282 * All verdicts for that scenario are recalculated and stored as new
283 {{code}}VERDICT_VERSION{{/code}} entries.
284
285 * REVIEW_ACTIONs are always attached to the **exact version** that was seen by
286 the reviewer. This preserves a faithful audit trail if data later changes.
287
288 * In a federated environment, nodes can choose:
289 * which identity entities to replicate (CLAIM, SCENARIO, EVIDENCE, VERDICT)
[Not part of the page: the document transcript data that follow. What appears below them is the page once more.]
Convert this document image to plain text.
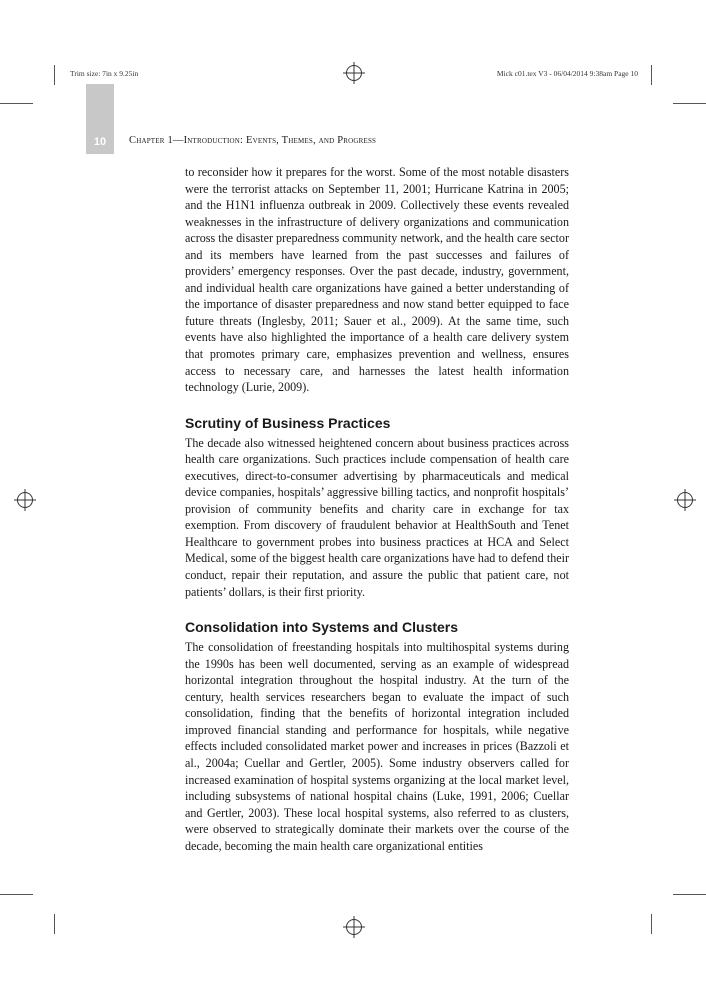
Trim size: 7in x 9.25in	Mick c01.tex V3 - 06/04/2014 9:38am Page 10
10	Chapter 1—Introduction: Events, Themes, and Progress

to reconsider how it prepares for the worst. Some of the most notable disasters were the terrorist attacks on September 11, 2001; Hurricane Katrina in 2005; and the H1N1 influenza outbreak in 2009. Collectively these events revealed weaknesses in the infrastructure of delivery organizations and communication across the disaster preparedness community network, and the health care sector and its members have learned from the past successes and failures of providers’ emergency responses. Over the past decade, industry, government, and individual health care organizations have gained a better understanding of the importance of disaster preparedness and now stand better equipped to face future threats (Inglesby, 2011; Sauer et al., 2009). At the same time, such events have also highlighted the importance of a health care delivery system that promotes primary care, emphasizes prevention and wellness, ensures access to necessary care, and harnesses the latest health information technology (Lurie, 2009).

Scrutiny of Business Practices

The decade also witnessed heightened concern about business practices across health care organizations. Such practices include compensation of health care executives, direct-to-consumer advertising by pharmaceuticals and medical device companies, hospitals’ aggressive billing tactics, and nonprofit hospitals’ provision of community benefits and charity care in exchange for tax exemption. From discovery of fraudulent behavior at HealthSouth and Tenet Healthcare to government probes into business practices at HCA and Select Medical, some of the biggest health care organizations have had to defend their conduct, repair their reputation, and assure the public that patient care, not patients’ dollars, is their first priority.

Consolidation into Systems and Clusters

The consolidation of freestanding hospitals into multihospital systems during the 1990s has been well documented, serving as an example of widespread horizontal integration throughout the hospital industry. At the turn of the century, health services researchers began to evaluate the impact of such consolidation, finding that the benefits of horizontal integration included improved financial standing and performance for hospitals, while negative effects included consolidated market power and increases in prices (Bazzoli et al., 2004a; Cuellar and Gertler, 2005). Some industry observers called for increased examination of hospital systems organizing at the local market level, including subsystems of national hospital chains (Luke, 1991, 2006; Cuellar and Gertler, 2003). These local hospital systems, also referred to as clusters, were observed to strategically dominate their markets over the course of the decade, becoming the main health care organizational entities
290 * which versioned entities to replicate (e.g. only accepted VERDICT_VERSIONs,
291 only EVIDENCE_VERSIONs above a reliability threshold, etc.)
292
293 ----
294
295 = 5.5 Behavioral Notes =
296
297 == 5.5.1 Late-Arriving Evidence ==
298
299 New evidence versions can make existing verdicts **outdated** and may trigger
300 re-evaluation cascades. This is handled by the global trigger and automation
301 architecture (see the Versioning & Automation chapters).
302
303 == 5.5.2 Scenario Evolution ==
304
305 Scenario changes create new SCENARIO_VERSIONs; dependent verdicts and
306 Scenario–Evidence links are re-assessed. Old versions remain available for
307 historical comparison and reproducibility.
308
309 == 5.5.3 Federation ==
310
311 Federated nodes can replicate subsets of the graph, including:
312
313 * Claims and Scenarios of local interest
314 * Evidence metadata (without full content)
315 * Verdict lineages used for local decision-making
316
317 Federation-specific entities (such as {{code}}FEDERATION_NODE{{/code}},
318 replication logs, and trust rules) are described in the Federation &
319 Decentralization chapter and build on top of the core data model defined here.